A few years ago, my friend Ali shard this recipe with me from Men’s Health and I’ve been making it ever since, with a few modifications. It’d been a while since I last made it so I decided to make it for dinner Monday night. It was perfect – B loved it AND there was enough for leftovers for lunch!
Healthy & Easy Moroccan Chicken
Here’s what you need (serves 2):
- 4 chicken tenderloins or 2 chicken thighs
- 1 zucchini, cut into cubes
- 1 can (16 oz) chickpeas
- 1 can (14.5 oz) diced tomatoes (or two large fresh tomatoes, diced)
- 1/2 Tbsp olive oil
- Salt and pepper to taste
- 1/2 - 1 tsp cayenne pepper*
- 2-3 tsp ground cumin
- 2-3 tsp paprika
- box of couscous (I use Near East Parmesan)
Here’s what you do:
- Heat the oil in a large pan over medium heat.
- Season the chicken with 1 tsp of paprika, 1 tsp of cumin, and salt and pepper. *If you like your chicken particularly spicy, feel free to sprinkle with some of the cayenne pepper as well at this point. (UPDATE: Thanks Estivator for asking for further clarification on the cayenne pepper)
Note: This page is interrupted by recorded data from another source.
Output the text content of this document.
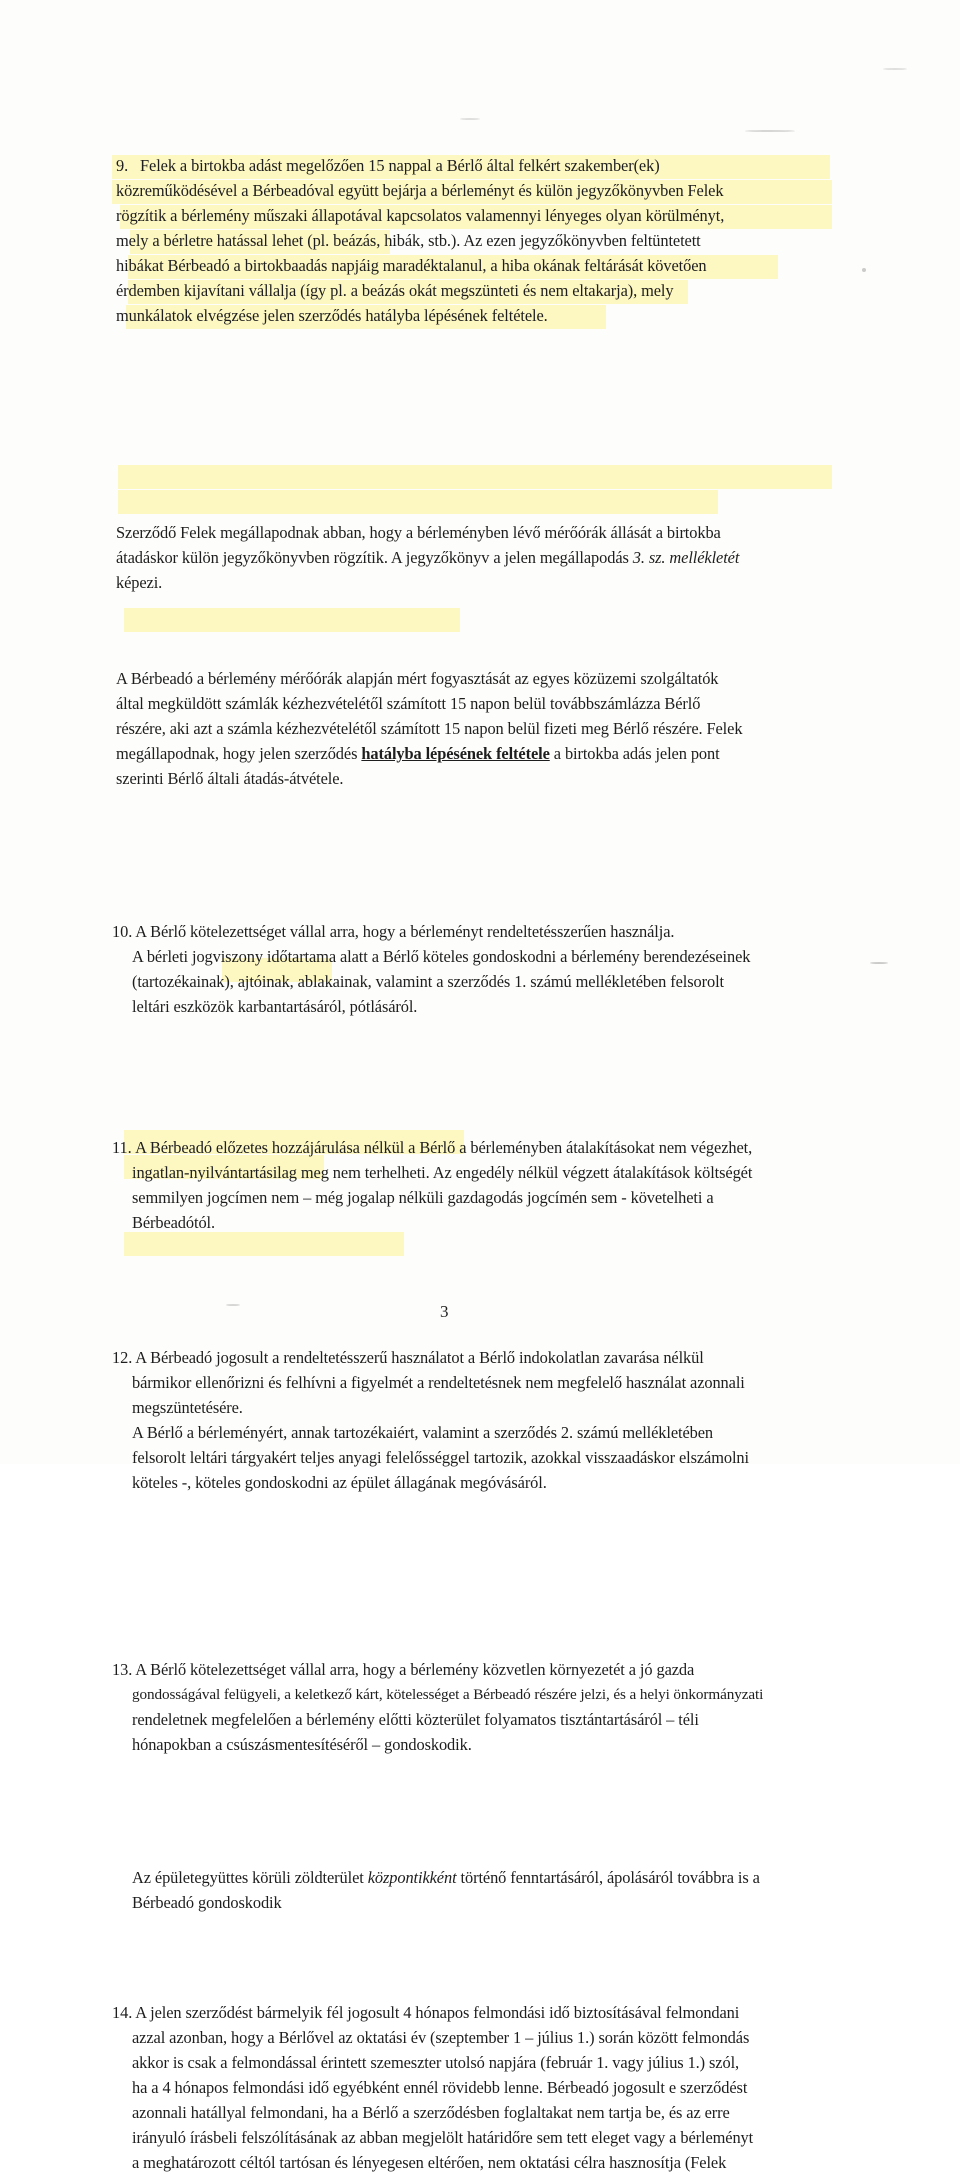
9. Felek a birtokba adást megelőzően 15 nappal a Bérlő által felkért szakember(ek)
közreműködésével a Bérbeadóval együtt bejárja a bérleményt és külön jegyzőkönyvben Felek
rögzítik a bérlemény műszaki állapotával kapcsolatos valamennyi lényeges olyan körülményt,
mely a bérletre hatással lehet (pl. beázás, hibák, stb.). Az ezen jegyzőkönyvben feltüntetett
hibákat Bérbeadó a birtokbaadás napjáig maradéktalanul, a hiba okának feltárását követően
érdemben kijavítani vállalja (így pl. a beázás okát megszünteti és nem eltakarja), mely
munkálatok elvégzése jelen szerződés hatályba lépésének feltétele.
Szerződő Felek megállapodnak abban, hogy a bérleményben lévő mérőórák állását a birtokba
átadáskor külön jegyzőkönyvben rögzítik. A jegyzőkönyv a jelen megállapodás 3. sz. mellékletét
képezi.
A Bérbeadó a bérlemény mérőórák alapján mért fogyasztását az egyes közüzemi szolgáltatók
által megküldött számlák kézhezvételétől számított 15 napon belül továbbszámlázza Bérlő
részére, aki azt a számla kézhezvételétől számított 15 napon belül fizeti meg Bérlő részére. Felek
megállapodnak, hogy jelen szerződés hatályba lépésének feltétele a birtokba adás jelen pont
szerinti Bérlő általi átadás-átvétele.
10. A Bérlő kötelezettséget vállal arra, hogy a bérleményt rendeltetésszerűen használja.
A bérleti jogviszony időtartama alatt a Bérlő köteles gondoskodni a bérlemény berendezéseinek
(tartozékainak), ajtóinak, ablakainak, valamint a szerződés 1. számú mellékletében felsorolt
leltári eszközök karbantartásáról, pótlásáról.
11. A Bérbeadó előzetes hozzájárulása nélkül a Bérlő a bérleményben átalakításokat nem végezhet,
ingatlan-nyilvántartásilag meg nem terhelheti. Az engedély nélkül végzett átalakítások költségét
semmilyen jogcímen nem – még jogalap nélküli gazdagodás jogcímén sem - követelheti a
Bérbeadótól.
12. A Bérbeadó jogosult a rendeltetésszerű használatot a Bérlő indokolatlan zavarása nélkül
bármikor ellenőrizni és felhívni a figyelmét a rendeltetésnek nem megfelelő használat azonnali
megszüntetésére.
A Bérlő a bérleményért, annak tartozékaiért, valamint a szerződés 2. számú mellékletében
felsorolt leltári tárgyakért teljes anyagi felelősséggel tartozik, azokkal visszaadáskor elszámolni
köteles -, köteles gondoskodni az épület állagának megóvásáról.
13. A Bérlő kötelezettséget vállal arra, hogy a bérlemény közvetlen környezetét a jó gazda
gondosságával felügyeli, a keletkező kárt, kötelességet a Bérbeadó részére jelzi, és a helyi önkormányzati
rendeletnek megfelelően a bérlemény előtti közterület folyamatos tisztántartásáról – téli
hónapokban a csúszásmentesítéséről – gondoskodik.
Az épületegyüttes körüli zöldterület központikként történő fenntartásáról, ápolásáról továbbra is a
Bérbeadó gondoskodik
14. A jelen szerződést bármelyik fél jogosult 4 hónapos felmondási idő biztosításával felmondani
azzal azonban, hogy a Bérlővel az oktatási év (szeptember 1 – július 1.) során között felmondás
akkor is csak a felmondással érintett szemeszter utolsó napjára (február 1. vagy július 1.) szól,
ha a 4 hónapos felmondási idő egyébként ennél rövidebb lenne. Bérbeadó jogosult e szerződést
azonnali hatállyal felmondani, ha a Bérlő a szerződésben foglaltakat nem tartja be, és az erre
irányuló írásbeli felszólításának az abban megjelölt határidőre sem tett eleget vagy a bérleményt
a meghatározott céltól tartósan és lényegesen eltérően, nem oktatási célra hasznosítja (Felek
3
- Place chicken in the pan and brown each side- probably like 3 minutes on each side. Doesn’t need to be fully cooked at this point.
- Add the chopped zucchini and continue cooking, stirring occasionally.
- When the zucchini has lightly browned, add chickpeas, canned or fresh tomatoes, cayenne pepper and some more cumin and paprika. I like to also add about half of the juice from the canned chickpeas.
- Turn the heat to low and simmer for 10 to 15 minutes, until the chicken is tender and cooked through.
- While chicken and veggies are simmering, prepare the couscous according to the box’s directions.
Serve chicken and veggies over couscous. Enjoy!